Evaluation Measures¤

Let

\[ \pi_{ij}(t) = \widehat{\Pr}(T_i=t, J_i=j \mid Z_i) = \widehat{\lambda}_j (t \mid Z_i) \widehat{S}(t-1 \mid Z_i) \]

and

\[ D_{ij} (t) = I(T_i = t, J_i = j) \]

The cause-specific incidence/dynamic area under the receiver operating characteristics curve (AUC) is defined and estimated in the spirit of Heagerty and Zheng (2005) and Blanche et al. (2015) as the probability of a random observation with observed event \(j\) at time \(t\) having a higher risk prediction for cause \(j\) than a randomly selected observation \(m\), at risk at time \(t\), without the observed event \(j\) at time \(t\). Namely,

\[ \mbox{AUC}_j(t) = \Pr (\pi_{ij}(t) > \pi_{mj}(t) \mid D_{ij} (t) = 1, D_{mj} (t) = 0, T_m \geq t) \]

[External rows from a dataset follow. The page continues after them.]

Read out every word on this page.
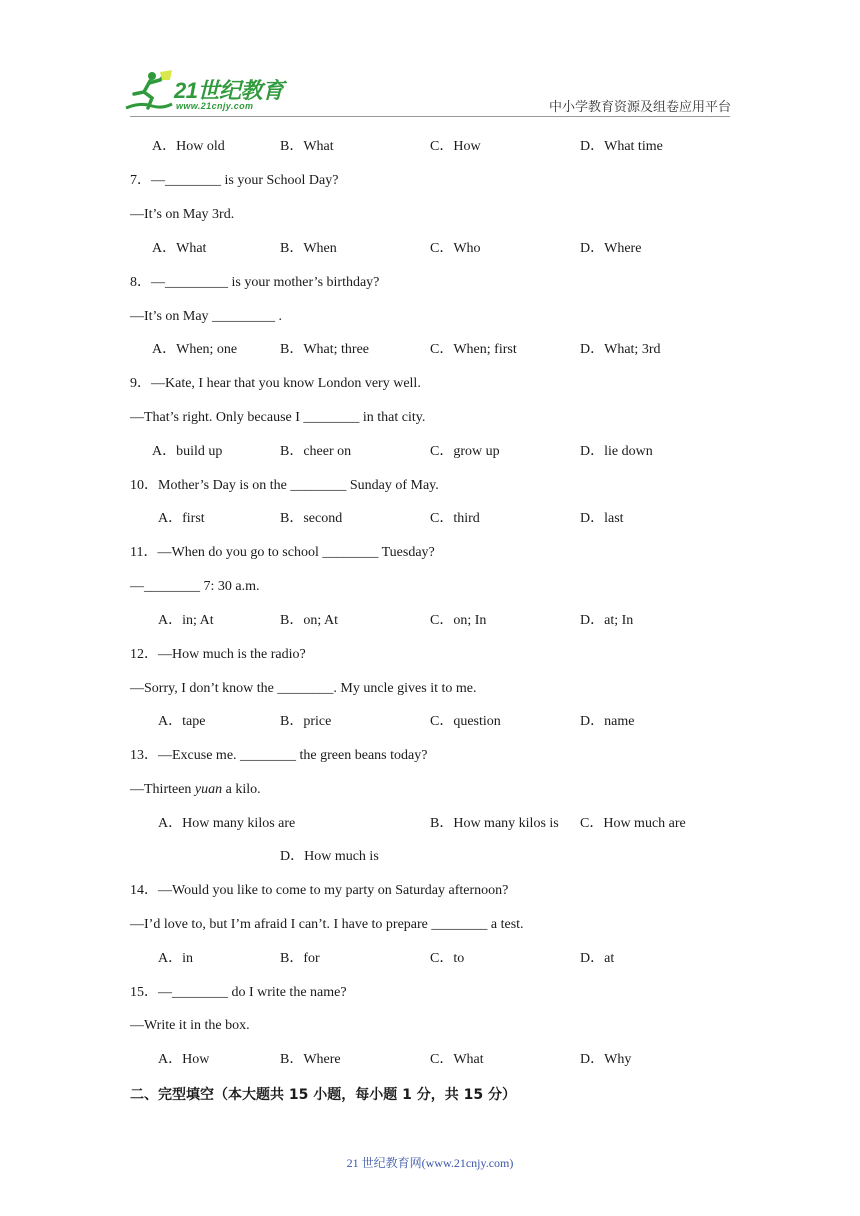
21世纪教育
www.21cnjy.com	中小学教育资源及组卷应用平台
A．How old	B．What	C．How	D．What time
7．—________ is your School Day?
—It’s on May 3rd.
A．What	B．When	C．Who	D．Where
8．—_________ is your mother’s birthday?
—It’s on May _________ .
A．When; one	B．What; three	C．When; first	D．What; 3rd
9．—Kate, I hear that you know London very well.
—That’s right. Only because I ________ in that city.
A．build up	B．cheer on	C．grow up	D．lie down
10．Mother’s Day is on the ________ Sunday of May.
A．first	B．second	C．third	D．last
11．—When do you go to school ________ Tuesday?
—________ 7: 30 a.m.
A．in; At	B．on; At	C．on; In	D．at; In
12．—How much is the radio?
—Sorry, I don’t know the ________. My uncle gives it to me.
A．tape	B．price	C．question	D．name
13．—Excuse me. ________ the green beans today?
—Thirteen yuan a kilo.
A．How many kilos are	B．How many kilos is C．How much are
D．How much is
14．—Would you like to come to my party on Saturday afternoon?
—I’d love to, but I’m afraid I can’t. I have to prepare ________ a test.
A．in	B．for	C．to	D．at
15．—________ do I write the name?
—Write it in the box.
A．How	B．Where	C．What	D．Why
二、完型填空（本大题共 15 小题，每小题 1 分，共 15 分）
21 世纪教育网(www.21cnjy.com)
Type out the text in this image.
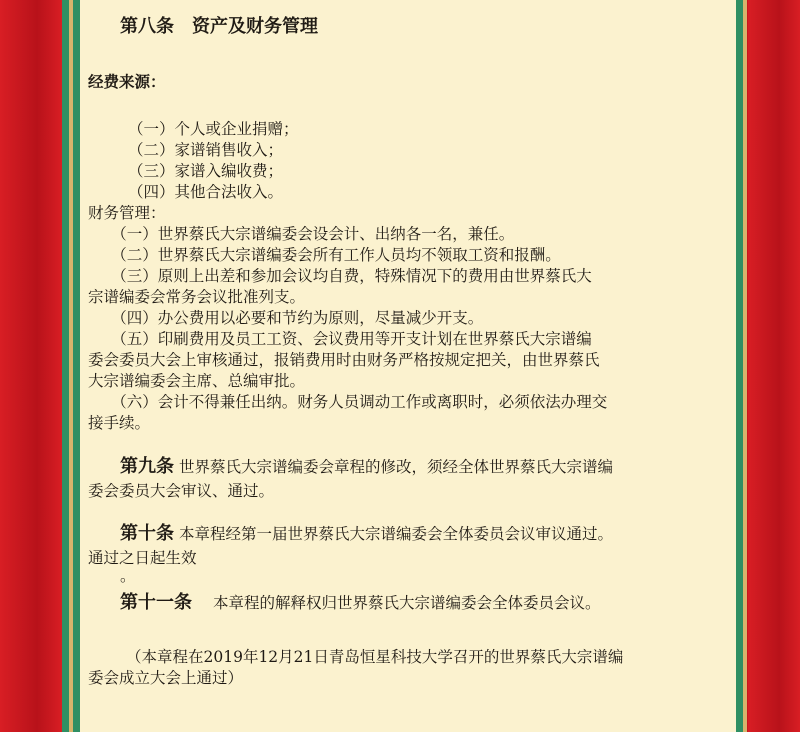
第八条　资产及财务管理
经费来源：
（一）个人或企业捐赠；
（二）家谱销售收入；
（三）家谱入编收费；
（四）其他合法收入。
财务管理：
　　（一）世界蔡氏大宗谱编委会设会计、出纳各一名，兼任。
　　（二）世界蔡氏大宗谱编委会所有工作人员均不领取工资和报酬。
　　（三）原则上出差和参加会议均自费，特殊情况下的费用由世界蔡氏大
宗谱编委会常务会议批准列支。
　　（四）办公费用以必要和节约为原则，尽量减少开支。
　　（五）印刷费用及员工工资、会议费用等开支计划在世界蔡氏大宗谱编
委会委员大会上审核通过，报销费用时由财务严格按规定把关，由世界蔡氏
大宗谱编委会主席、总编审批。
　　（六）会计不得兼任出纳。财务人员调动工作或离职时，必须依法办理交
接手续。
第九条 世界蔡氏大宗谱编委会章程的修改，须经全体世界蔡氏大宗谱编
委会委员大会审议、通过。
第十条 本章程经第一届世界蔡氏大宗谱编委会全体委员会议审议通过。
通过之日起生效
。
第十一条 本章程的解释权归世界蔡氏大宗谱编委会全体委员会议。
（本章程在2019年12月21日青岛恒星科技大学召开的世界蔡氏大宗谱编
委会成立大会上通过）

In the presence of censored data and under the assumption that the censoring is independent of the failure time and observed covariates, an inverse probability censoring weighting (IPCW) estimator of \(\mbox{AUC}_j(t)\) becomes

\[ \widehat{\mbox{AUC}}_j (t) = \frac{\sum_{i=1}^{n}\sum_{m=1}^{n} D_{ij}(t)(1-D_{mj}(t))I(X_m \geq t) W_{ij}(t) W_{mj}(t) \{I(\pi_{ij}(t) > \pi_{mj}(t))+0.5I(\pi_{ij}(t)=\pi_{mj}(t))\}}{\sum_{i=1}^{n}\sum_{m=1}^{n} D_{ij}(t)(1-D_{mj}(t))I(X_m \geq t) W_{ij}(t) W_{mj}(t)} \]

And can be simplified as:

\[ \widehat{\mbox{AUC}}_j (t) = \frac{\sum_{i=1}^{n}\sum_{m=1}^{n} D_{ij}(t)(1-D_{mj}(t))I(X_m \geq t) \{I(\pi_{ij}(t) > \pi_{mj}(t))+0.5I(\pi_{ij}(t)=\pi_{mj}(t))\}}{\sum_{i=1}^{n}\sum_{m=1}^{n} D_{ij}(t)(1-D_{mj}(t))I(X_m \geq t)} \]

where

\[ W_{ij}(t) = \frac{D_{ij}(t)}{\widehat{G}_C(T_i)} + I(X_i \geq t)\frac{1-D_{ij}(t)}{\widehat{G}_C(t)} = \frac{D_{ij}(t)}{\widehat{G}_C(t)} + I(X_i \geq t)\frac{1-D_{ij}(t)}{\widehat{G}_C(t)} = I(X_i \geq t) / \widehat{G}_C(t) \]

and \(\widehat{G}_C(\cdot)\) is the estimated survival function of the censoring (e.g., the Kaplan-Meier estimator). Interestingly, the IPCWs have no effect on \(\widehat{\mbox{AUC}}_j (t)\).

An integrated cause-specific AUC can be estimated as a weighted sum by

\[ \widehat{\mbox{AUC}}_j = \sum_t \widehat{\mbox{AUC}}_j (t) w_j (t) \]

and we adopt a simple data-driven weight function of the form

\[ w_j(t) = \frac{N_j(t)}{\sum_t N_j(t)} \]

A global AUC can be defined as

\[ \widehat{\mbox{AUC}} = \sum_j \widehat{\mbox{AUC}}_j v_j \]

where

\[ v_j = \frac{\sum_{t} N_j(t)}{ \sum_{j=1}^M \sum_{t} N_j(t) } \]

Another well-known performance measure is the Brier Score (BS). In the spirit of Blanche et al. (2015) we define

\[ \widehat{\mbox{BS}}_{j}(t) = \frac{1}{Y_{\cdot}(t)} {\sum_{i=1}^n W_{ij}(t) \left( D_{ij}(t) - \pi_{ij}(t)\right)^2} \, . \]

An integrated cause-specific BS can be estimated by the weighted sum

\[ \widehat{\mbox{BS}}_{j} = \sum_t \widehat{\mbox{BS}}_{j}(t) w_j(t) \]

and an estimated global BS is given by

\[ \widehat{\mbox{BS}} = \sum_j \widehat{\mbox{BS}}_{j} v_j \, . \]